The short answer is: no.
The long answer is: no, as long as you practice good credit habits.
No effect on credit scores
The finance industry uses credit scores to gauge the risk involved in extending someone credit. So if “too much available credit” is a thing you need to worry about, then you would expect it to be reflected in credit scores.
We reached out to Anthony Sprauve, a senior consumer credit analyst at FICO, the company behind the credit scoring model most widely used in the U.S. Asked whether having too much available credit can hurt a person’s credit score, he replied:
The FICO Score does not take into account if a consumer has too many credit accounts. The two most important factors it looks at are:
1. Payment history — is the consumer making the minimum payment required on time every time. This accounts for 35 percent of the FICO Score.
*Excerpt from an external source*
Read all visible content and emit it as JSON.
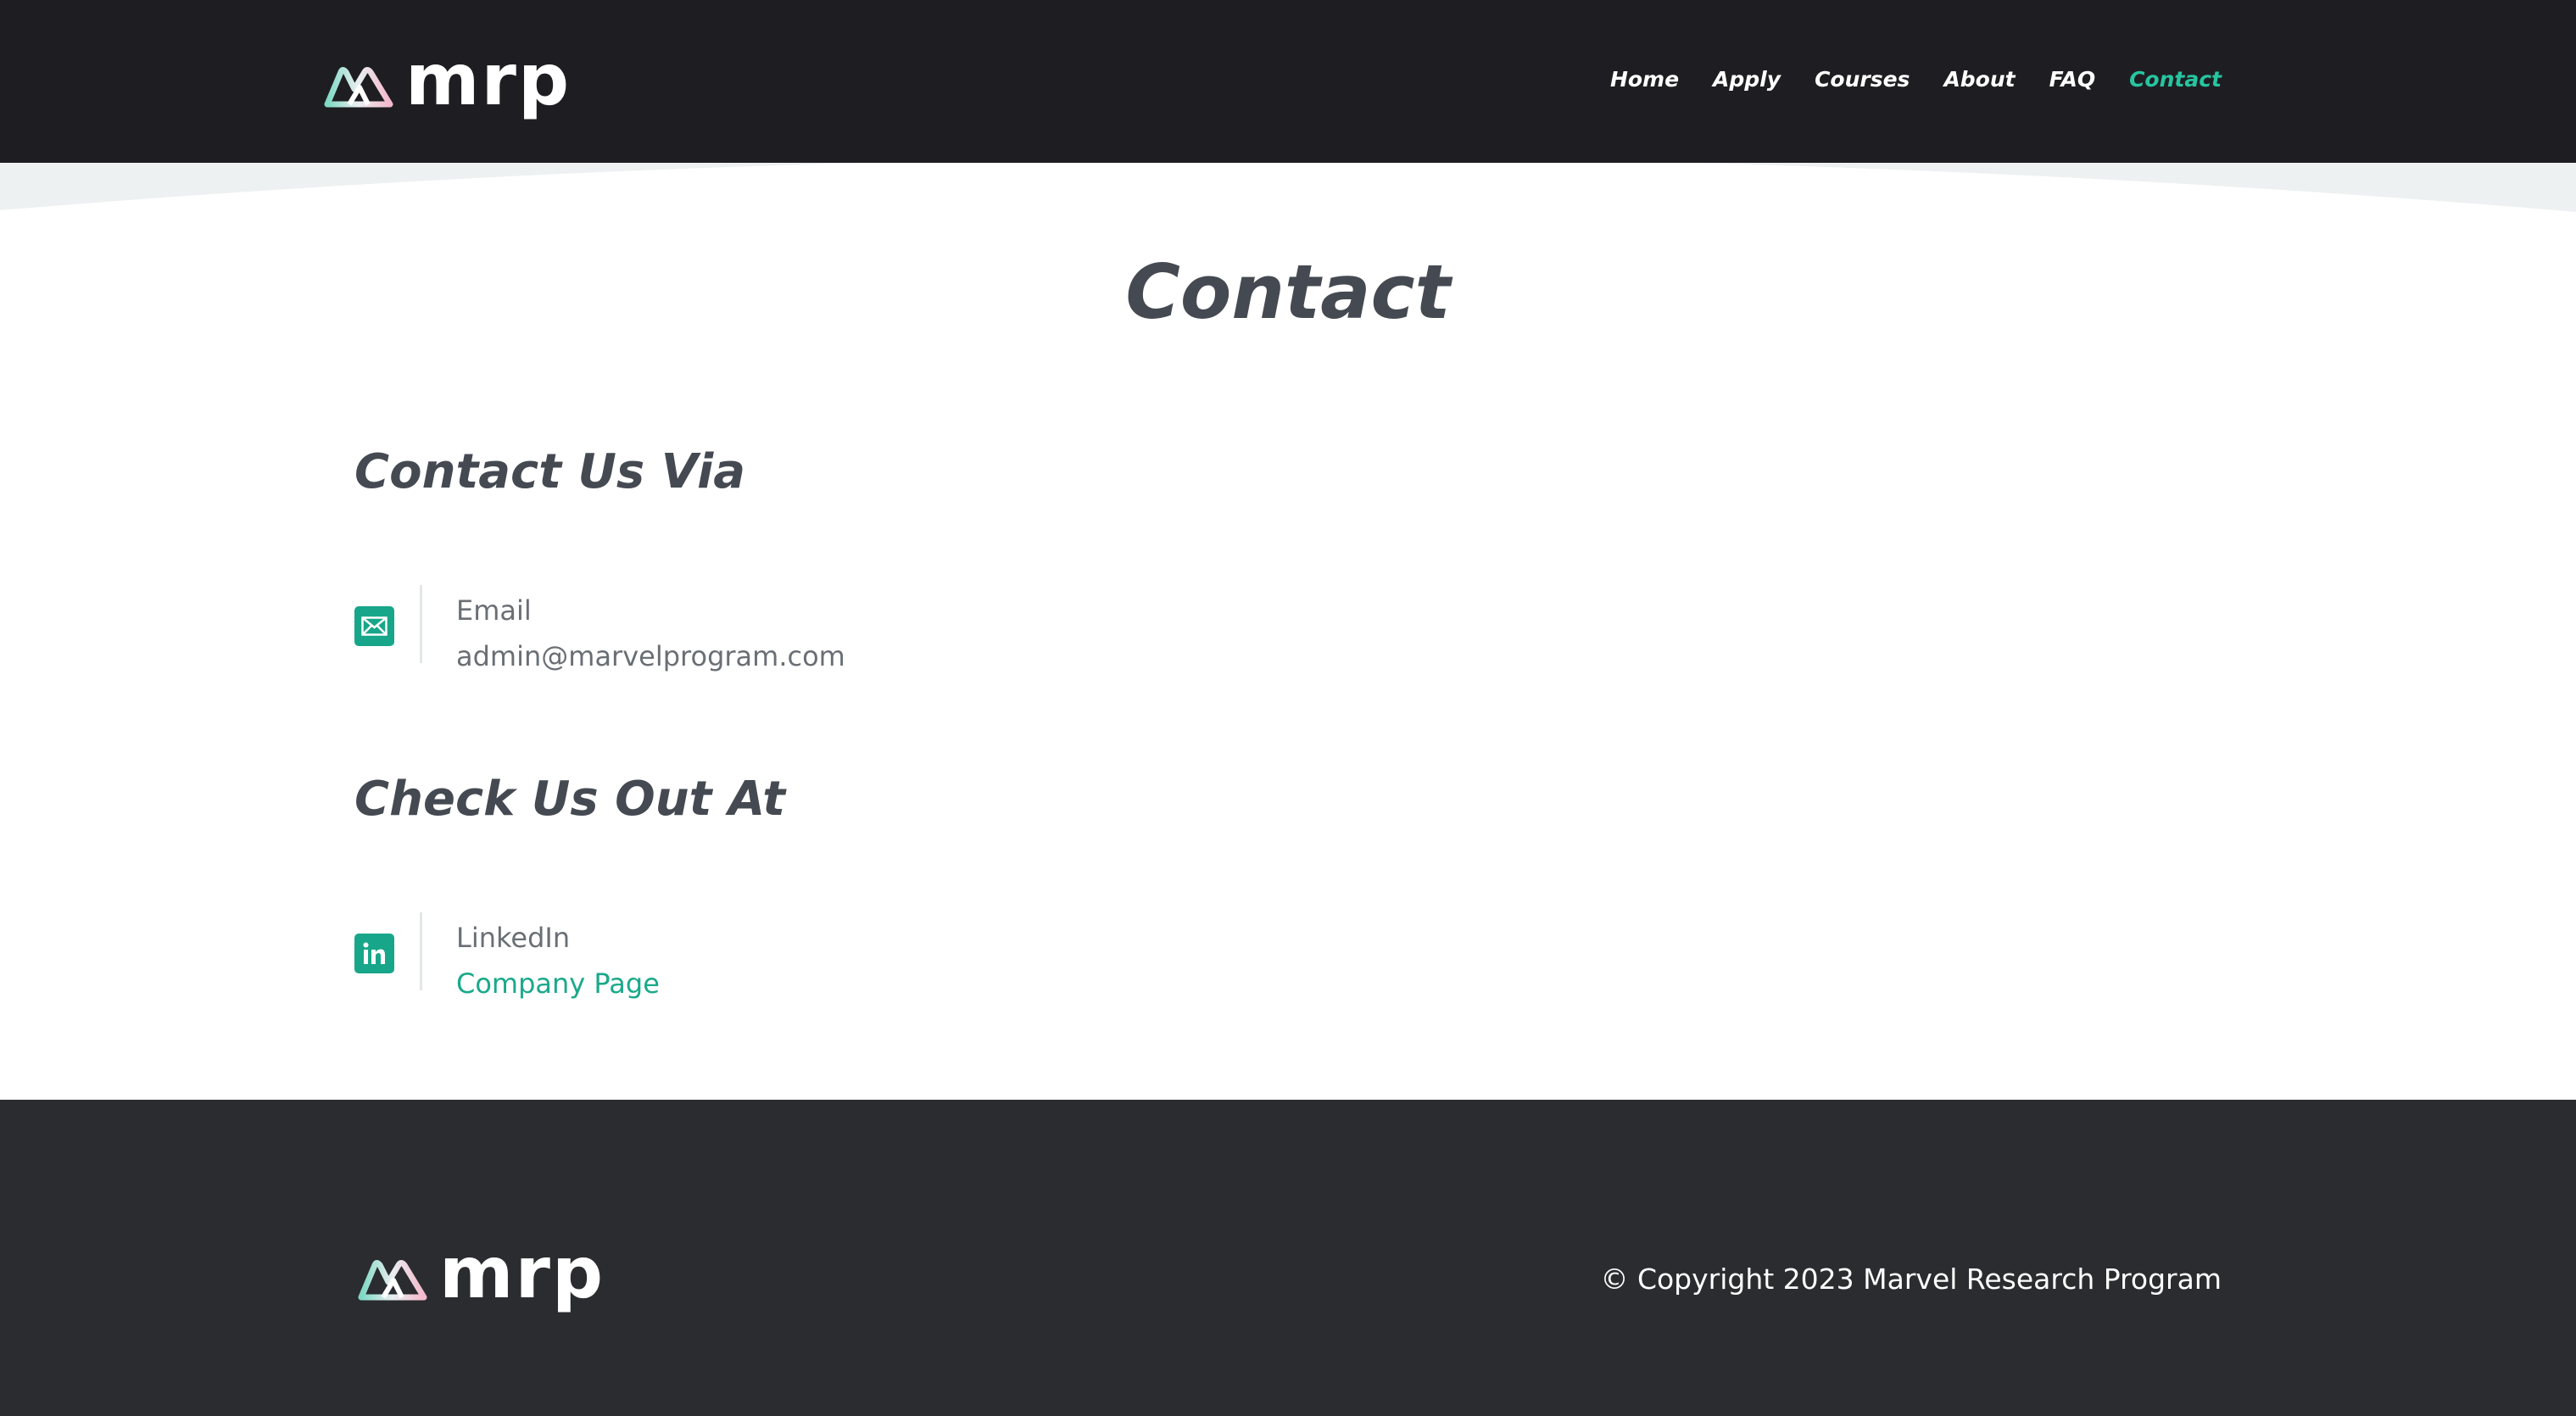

2. Credit Utilization — is the consumer keeping the balances on their revolving credit (typically credit cards) below 30 percent of their available credit. This accounts for 30 percent of the FICO Score.
A consumer can have many credit accounts and a high FICO Score if they are following these two guidelines closely.
This means that the number of open credit accounts on your credit report isn’t influencing your credit score one way or another.
Decision lies with the lender
It’s important to note here that while your credit score doesn’t recognize the concept of “too much available credit,” the final decision on whether to approve you for a new credit account lies with the lender, not the scoring model. It’s possible that you could apply for a card or a loan and be denied because the individual lender has policies related to the number of open accounts or the amount of available credit.
Lenders keep their approval criteria close to the vest for legal and competitive reasons, so no one can guarantee that any particular bank or card issuer won’t decline your application based on your current open accounts. But for the most part, you can assume that the simple number of open accounts won’t hurt you.
Where you can get into trouble
Having a lot of open accounts doesn’t directly affect your credit score, but the way you use your accounts pretty much defines your credit score. And there are potential pitfalls to having too many open accounts:
- Late payments. If you’re juggling too many accounts, conditions are ripe for forgetting a due date and paying late. As Sprauve notes, the biggest factor in your credit score is whether you pay on time. Failing to do so could cause your score to plummet.
- High utilization. Having a lot of credit doesn’t necessarily mean you’re using a lot of credit — but it could. If you’re using more than 30% of your available credit on any card or across all cards, you could be headed for a lower score.
- Opening too many accounts at once. Adding a bunch of credit accounts over a long stretch of time is fine. But when you open a bunch of accounts in a short period, credit scoring models view that as a sign of financial trouble. In fact, 10% of your FICO score comes from new credit inquires. Wait several months between new credit applications to keep your score in good shape.
Set yourself up for success
Even though there are no direct credit score effects from having “too many” open accounts, there are real indirect risks. Minimize those risks by following these tips:
- Go slow — one at a time. Get comfortable with each new credit card before adding another. If you’re new to credit, stick with one card for a while. Be sure you’ve got the hang of paying on time and in full before adding more cards to your portfolio.
- Only apply for credit you actually need. Don’t get sucked in by fat sign-up bonuses and start applying for every card on the market. If you need a new card, apply for one. If not, don’t.
- Think twice about asking for a higher credit limit. Upping the limits on your existing cards could increase your credit score by lowering your utilization ratio. But tread carefully — if this will tempt you to overspend, it’s probably not worth it.
- Mind your payment due dates. Maintaining dozens of credit accounts is fine as long as you’re careful to pay on time. Set reminders on your phone or calendar, or automate your payments entirely.
- Keep utilization under 30%. If you’re managing lots of accounts, keeping your credit utilization in check is key.
The bottom line
Having too much available credit won’t hurt your credit score, but you’ll still need to be careful. Be sure to keep the information above in mind!